An atomic rocket crashes atop a lofty plateau on a South Sea island, a plateau where dinosaurs still survive. Three military men and three scientists climb to the top of the plateau and struggle through the savage environment to recover important data from the rocket. The cast consists of B-movie sci-fi veterans: Cesar Romero (“The Jungle”), John Hoyt (“Attack of the Puppet People”), Hugh Beaumont (“The Mole People”), White Bissell (“The Time Machine” and others), Hillary Brooke (“Invaders from Mars”), Sid Melton (“Captain Midnight”), and a bit part by Acquanetta (“Captive Wild Woman”).
The jungle sets and tabletop miniatures bear a pleasing resemblance to a poor-man’s Skull Island (misty and surrealistic). The special effects during the climactic earthquake are nicely done. The cast does a fair job with Richard Landau’s script. Admirable music by Paul Dunlap. Directed by Sam Newfield.

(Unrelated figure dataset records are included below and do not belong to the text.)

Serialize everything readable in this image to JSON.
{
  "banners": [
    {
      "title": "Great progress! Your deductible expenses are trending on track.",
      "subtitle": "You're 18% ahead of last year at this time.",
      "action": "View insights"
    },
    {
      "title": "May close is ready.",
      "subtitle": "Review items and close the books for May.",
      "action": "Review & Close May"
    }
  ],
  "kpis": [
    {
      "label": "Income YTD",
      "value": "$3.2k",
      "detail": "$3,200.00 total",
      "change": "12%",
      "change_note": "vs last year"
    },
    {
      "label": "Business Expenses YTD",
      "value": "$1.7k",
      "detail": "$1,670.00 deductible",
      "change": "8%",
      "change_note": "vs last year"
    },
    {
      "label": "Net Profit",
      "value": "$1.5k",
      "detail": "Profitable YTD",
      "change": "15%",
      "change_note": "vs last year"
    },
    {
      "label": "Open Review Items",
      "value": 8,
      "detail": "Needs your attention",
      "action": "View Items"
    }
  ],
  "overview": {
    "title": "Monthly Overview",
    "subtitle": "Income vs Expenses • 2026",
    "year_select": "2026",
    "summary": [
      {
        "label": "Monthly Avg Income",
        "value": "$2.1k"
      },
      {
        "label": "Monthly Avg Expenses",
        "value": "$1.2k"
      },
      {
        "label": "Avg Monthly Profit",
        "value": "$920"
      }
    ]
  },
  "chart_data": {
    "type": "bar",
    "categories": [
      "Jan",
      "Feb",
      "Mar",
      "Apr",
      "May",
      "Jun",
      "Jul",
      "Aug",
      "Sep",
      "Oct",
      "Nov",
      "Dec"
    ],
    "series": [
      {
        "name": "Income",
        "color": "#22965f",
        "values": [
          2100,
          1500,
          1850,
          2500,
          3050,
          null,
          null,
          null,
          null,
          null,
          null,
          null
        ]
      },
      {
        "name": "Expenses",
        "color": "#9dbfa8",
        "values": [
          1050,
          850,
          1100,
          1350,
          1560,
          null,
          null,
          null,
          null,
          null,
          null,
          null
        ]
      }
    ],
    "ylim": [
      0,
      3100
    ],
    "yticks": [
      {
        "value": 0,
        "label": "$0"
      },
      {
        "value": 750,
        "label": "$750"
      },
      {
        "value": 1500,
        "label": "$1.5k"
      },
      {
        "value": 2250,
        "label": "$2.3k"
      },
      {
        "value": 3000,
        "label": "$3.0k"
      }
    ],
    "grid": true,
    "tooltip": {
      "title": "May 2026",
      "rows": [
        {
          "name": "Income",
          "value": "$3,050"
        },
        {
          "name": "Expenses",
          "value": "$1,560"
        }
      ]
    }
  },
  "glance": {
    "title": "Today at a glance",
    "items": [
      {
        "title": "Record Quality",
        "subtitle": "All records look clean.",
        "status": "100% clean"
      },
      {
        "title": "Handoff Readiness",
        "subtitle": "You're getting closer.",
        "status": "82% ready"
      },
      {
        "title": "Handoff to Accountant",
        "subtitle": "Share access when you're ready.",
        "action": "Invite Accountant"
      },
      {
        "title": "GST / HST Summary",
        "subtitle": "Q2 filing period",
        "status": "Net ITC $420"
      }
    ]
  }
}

In spite of these assets, the film is defeated by a low budget and the poorly done animation (the credits do not name the animator). Only two triceratops, one brontosaurus, and one pterodactyl are shown. The dinosaur models lack detail. “The Lost Continent” came out early in the sci-fi craze of the 1950s, before any of Harryhausen’s movies. The producers didn’t realize how hungry the public was for rampaging stop-motion monsters.